Les Halles avant Baltard
La destruction des Halles dans les années 1970 a été un tel traumatisme qu’on en a oublié les démolitions de Baltard au début du Second Empire42. Près de quatre cents maisons avaient pourtant été rasées pour percer les voies des nouvelles halles : la rue axiale (rue Baltard), qui prolongeait la rue du Pont-Neuf vers la pointe Saint-Eustache ; la rue des Halles, qui arrivait en oblique du Châtelet, et la rue Rambuteau, déjà percée sous Louis-Philippe mais qu’il avait fallu élargir. Le terrain devait être dégagé pour construire les dix pavillons métalliques dessinés par Baltard, six à l’est et quatre à l’ouest de l’axe médian43. C’était une intervention brutale en plein cœur de la ville mais, à la différence du désastre de 1970, elle ne faisait que perpétuer une vieille tradition voulant que ce quartier fût périodiquement bouleversé sans jamais perdre son rôle ni son esprit.
Les premières halles dataient de Philippe Auguste. Il avait fait construire deux grandes bâtisses pour abriter un marché qui se tenait là, en plein air, sur une petite éminence appelée les Champeaux. Ces halles étaient entourées de murs et les portes étaient fermées pendant la nuit : on entrait là comme dans une ville. Les maisons tout autour avaient un rez-de-chaussée en retrait et des étages soutenus par des piliers, ce qui formait une galerie où s’ouvraient des boutiques. On distinguait les grands piliers de la rue de la Tonnellerie – dans l’axe du futur Pont-Neuf – et les petits piliers, ceux des potiers d’étain, qui donnaient sur une placette triangulaire au chevet de la petite église Saint-Eustache primitive. On appelait carreau des Halles ce marché en plein air au point de convergence des trois rues – Coquillière, Montmartre et Montorgueil – par lesquelles arrivaient de l’ouest et du nord le blé et la marée. Au centre de la place voisinaient une fontaine et un pilori qui était comme un panopticum de Bentham inversé, « une ancienne tour de pierre octogone, dont l’étage supérieur est percé de grandes fenêtres dans toutes les faces. Au milieu de cette tour est une machine de bois, tournante, et percée de trous où l’on fait passer la tête et les bras des banqueroutiers frauduleux, des concussionnaires et autres criminels de cette espèce, qu’on y condamne. On les y expose pendant trois jours de marché consécutifs, deux heures chaque jour ; et de demi-heure en demi-heure on leur fait faire le tour du pilori où ils sont vus en face et exposés aux insultes de la populace44 ».

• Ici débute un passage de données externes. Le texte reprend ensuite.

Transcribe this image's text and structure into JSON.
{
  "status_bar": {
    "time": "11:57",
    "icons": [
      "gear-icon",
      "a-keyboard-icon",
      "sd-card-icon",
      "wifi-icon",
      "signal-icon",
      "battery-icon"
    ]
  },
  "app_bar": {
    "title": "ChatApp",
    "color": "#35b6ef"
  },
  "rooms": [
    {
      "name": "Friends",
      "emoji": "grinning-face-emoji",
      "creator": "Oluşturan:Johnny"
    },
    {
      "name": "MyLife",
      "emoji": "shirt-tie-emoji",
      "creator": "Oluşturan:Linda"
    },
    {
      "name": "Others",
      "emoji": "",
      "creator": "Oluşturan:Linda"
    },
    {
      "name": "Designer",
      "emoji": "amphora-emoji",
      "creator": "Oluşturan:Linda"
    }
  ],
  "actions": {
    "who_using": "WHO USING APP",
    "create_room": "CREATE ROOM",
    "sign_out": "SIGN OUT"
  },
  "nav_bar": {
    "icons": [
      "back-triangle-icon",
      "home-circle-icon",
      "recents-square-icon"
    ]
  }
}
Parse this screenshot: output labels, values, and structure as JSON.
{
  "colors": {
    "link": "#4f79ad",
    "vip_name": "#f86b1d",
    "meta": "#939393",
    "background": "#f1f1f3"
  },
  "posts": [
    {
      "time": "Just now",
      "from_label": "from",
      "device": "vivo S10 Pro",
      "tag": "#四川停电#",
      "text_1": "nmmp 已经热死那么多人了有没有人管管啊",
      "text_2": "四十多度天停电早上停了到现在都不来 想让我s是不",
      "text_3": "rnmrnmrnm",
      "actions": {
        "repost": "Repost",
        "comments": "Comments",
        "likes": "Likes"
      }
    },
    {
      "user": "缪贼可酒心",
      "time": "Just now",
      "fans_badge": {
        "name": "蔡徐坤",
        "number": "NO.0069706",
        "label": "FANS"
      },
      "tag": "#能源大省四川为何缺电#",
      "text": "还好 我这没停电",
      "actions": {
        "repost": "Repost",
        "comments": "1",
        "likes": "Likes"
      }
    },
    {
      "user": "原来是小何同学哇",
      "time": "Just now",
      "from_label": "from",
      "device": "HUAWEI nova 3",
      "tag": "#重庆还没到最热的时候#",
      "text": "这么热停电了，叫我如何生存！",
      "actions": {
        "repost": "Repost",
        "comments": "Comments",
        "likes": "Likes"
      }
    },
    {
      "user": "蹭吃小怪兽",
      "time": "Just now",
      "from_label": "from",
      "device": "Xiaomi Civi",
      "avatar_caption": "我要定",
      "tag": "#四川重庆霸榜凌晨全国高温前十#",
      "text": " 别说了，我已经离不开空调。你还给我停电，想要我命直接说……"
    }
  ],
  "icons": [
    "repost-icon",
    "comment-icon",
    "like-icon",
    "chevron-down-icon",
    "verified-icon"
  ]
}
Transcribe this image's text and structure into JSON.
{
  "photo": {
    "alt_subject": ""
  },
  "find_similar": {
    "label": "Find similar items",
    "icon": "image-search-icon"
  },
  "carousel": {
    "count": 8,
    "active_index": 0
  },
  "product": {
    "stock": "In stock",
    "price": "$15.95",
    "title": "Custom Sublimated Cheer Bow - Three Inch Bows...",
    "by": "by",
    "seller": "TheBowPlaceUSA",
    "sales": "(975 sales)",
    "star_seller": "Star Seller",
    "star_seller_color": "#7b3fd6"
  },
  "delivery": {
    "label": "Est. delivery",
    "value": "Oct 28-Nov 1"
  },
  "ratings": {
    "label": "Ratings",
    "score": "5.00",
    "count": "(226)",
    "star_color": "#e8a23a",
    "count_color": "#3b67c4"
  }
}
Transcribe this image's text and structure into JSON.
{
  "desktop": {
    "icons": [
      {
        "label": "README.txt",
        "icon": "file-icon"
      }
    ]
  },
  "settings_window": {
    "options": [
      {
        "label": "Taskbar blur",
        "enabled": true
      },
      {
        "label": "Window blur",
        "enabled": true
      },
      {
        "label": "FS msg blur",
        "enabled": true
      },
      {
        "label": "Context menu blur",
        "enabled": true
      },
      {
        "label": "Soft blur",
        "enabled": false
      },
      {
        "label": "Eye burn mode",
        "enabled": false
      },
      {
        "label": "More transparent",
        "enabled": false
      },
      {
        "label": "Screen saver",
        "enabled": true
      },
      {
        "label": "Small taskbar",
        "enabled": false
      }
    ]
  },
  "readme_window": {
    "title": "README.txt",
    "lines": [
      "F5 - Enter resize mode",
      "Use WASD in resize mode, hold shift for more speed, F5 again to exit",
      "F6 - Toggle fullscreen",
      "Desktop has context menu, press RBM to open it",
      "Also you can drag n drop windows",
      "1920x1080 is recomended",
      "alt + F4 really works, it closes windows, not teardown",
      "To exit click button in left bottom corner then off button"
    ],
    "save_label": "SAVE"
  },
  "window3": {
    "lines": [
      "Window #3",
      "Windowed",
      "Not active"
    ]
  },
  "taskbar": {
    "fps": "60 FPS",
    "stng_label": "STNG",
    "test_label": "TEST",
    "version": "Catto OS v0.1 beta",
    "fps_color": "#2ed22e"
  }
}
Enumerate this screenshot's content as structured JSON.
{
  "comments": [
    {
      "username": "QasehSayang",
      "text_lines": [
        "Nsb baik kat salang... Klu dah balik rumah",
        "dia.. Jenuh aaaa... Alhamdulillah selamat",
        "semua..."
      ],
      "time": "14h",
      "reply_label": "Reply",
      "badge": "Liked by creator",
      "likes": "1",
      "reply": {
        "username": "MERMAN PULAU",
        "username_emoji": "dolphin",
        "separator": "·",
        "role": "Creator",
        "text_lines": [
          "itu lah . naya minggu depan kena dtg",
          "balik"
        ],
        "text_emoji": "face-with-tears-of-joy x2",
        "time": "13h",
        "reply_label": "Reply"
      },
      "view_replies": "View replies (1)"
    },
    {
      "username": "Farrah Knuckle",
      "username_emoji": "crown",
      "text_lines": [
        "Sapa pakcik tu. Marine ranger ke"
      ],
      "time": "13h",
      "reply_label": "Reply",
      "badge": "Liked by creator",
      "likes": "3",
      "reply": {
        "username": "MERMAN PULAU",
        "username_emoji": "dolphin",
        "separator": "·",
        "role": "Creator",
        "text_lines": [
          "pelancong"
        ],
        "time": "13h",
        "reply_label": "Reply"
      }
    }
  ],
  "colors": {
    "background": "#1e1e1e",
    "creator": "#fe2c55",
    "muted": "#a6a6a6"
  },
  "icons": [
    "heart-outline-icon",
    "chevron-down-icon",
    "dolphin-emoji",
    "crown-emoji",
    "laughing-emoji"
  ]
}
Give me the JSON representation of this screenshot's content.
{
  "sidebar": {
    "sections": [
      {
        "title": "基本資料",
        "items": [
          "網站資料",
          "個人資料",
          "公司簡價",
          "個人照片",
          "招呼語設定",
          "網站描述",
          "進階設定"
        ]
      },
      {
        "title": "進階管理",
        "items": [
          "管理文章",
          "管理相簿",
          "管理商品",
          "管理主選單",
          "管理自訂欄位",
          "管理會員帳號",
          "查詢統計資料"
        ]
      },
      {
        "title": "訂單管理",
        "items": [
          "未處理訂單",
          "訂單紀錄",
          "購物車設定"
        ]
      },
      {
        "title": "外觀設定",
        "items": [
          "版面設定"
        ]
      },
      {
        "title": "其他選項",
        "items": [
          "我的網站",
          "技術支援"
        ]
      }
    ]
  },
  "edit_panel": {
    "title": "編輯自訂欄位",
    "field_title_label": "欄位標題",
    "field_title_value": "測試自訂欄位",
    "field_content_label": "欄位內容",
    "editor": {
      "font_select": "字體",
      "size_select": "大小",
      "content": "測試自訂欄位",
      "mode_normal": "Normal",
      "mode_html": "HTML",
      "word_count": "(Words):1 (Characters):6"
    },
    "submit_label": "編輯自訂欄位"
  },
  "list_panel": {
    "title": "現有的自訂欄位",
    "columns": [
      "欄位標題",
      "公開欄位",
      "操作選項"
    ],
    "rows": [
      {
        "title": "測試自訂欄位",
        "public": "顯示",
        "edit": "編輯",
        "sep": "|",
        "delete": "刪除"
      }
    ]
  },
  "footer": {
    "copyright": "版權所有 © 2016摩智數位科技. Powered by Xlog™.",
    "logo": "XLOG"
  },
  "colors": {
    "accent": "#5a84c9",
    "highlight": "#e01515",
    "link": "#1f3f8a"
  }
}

Le cimetière des Innocents, le plus important de Paris pendant des siècles, occupait l’angle de la rue Saint-Denis et de la rue de la Ferronnerie45. Philippe Auguste l’avait fait entourer lui aussi d’un mur percé de quatre portes. Les morts étaient jetés dans des fosses communes profondes de plusieurs mètres, qui pouvaient accueillir jusqu’à mille cadavres. Quand une fosse était pleine, on la fermait et on en creusait une autre. Au XVe siècle, l’intérieur du mur d’enceinte fut doublé de galeries à arcades surmontées de combles, les charniers, où l’on entassait les ossements des fosses les plus anciennes pour faire de la place. Du côté de la rue de la Ferronnerie, les murs de la galerie étaient décorés d’une danse macabre comme ce siècle en a dispersé dans toute la France. En ce temps où l’on vivait en familiarité avec la mort, le cimetière était l’un des lieux les plus fréquentés de Paris, comme plus tard la galerie Mercière du Palais de Justice et les jardins du Palais-Royal. On y trouvait des lingères, des écrivains publics, des marchandes à la toilette, des vendeurs de livres et de tableaux et toutes sortes de charlatans.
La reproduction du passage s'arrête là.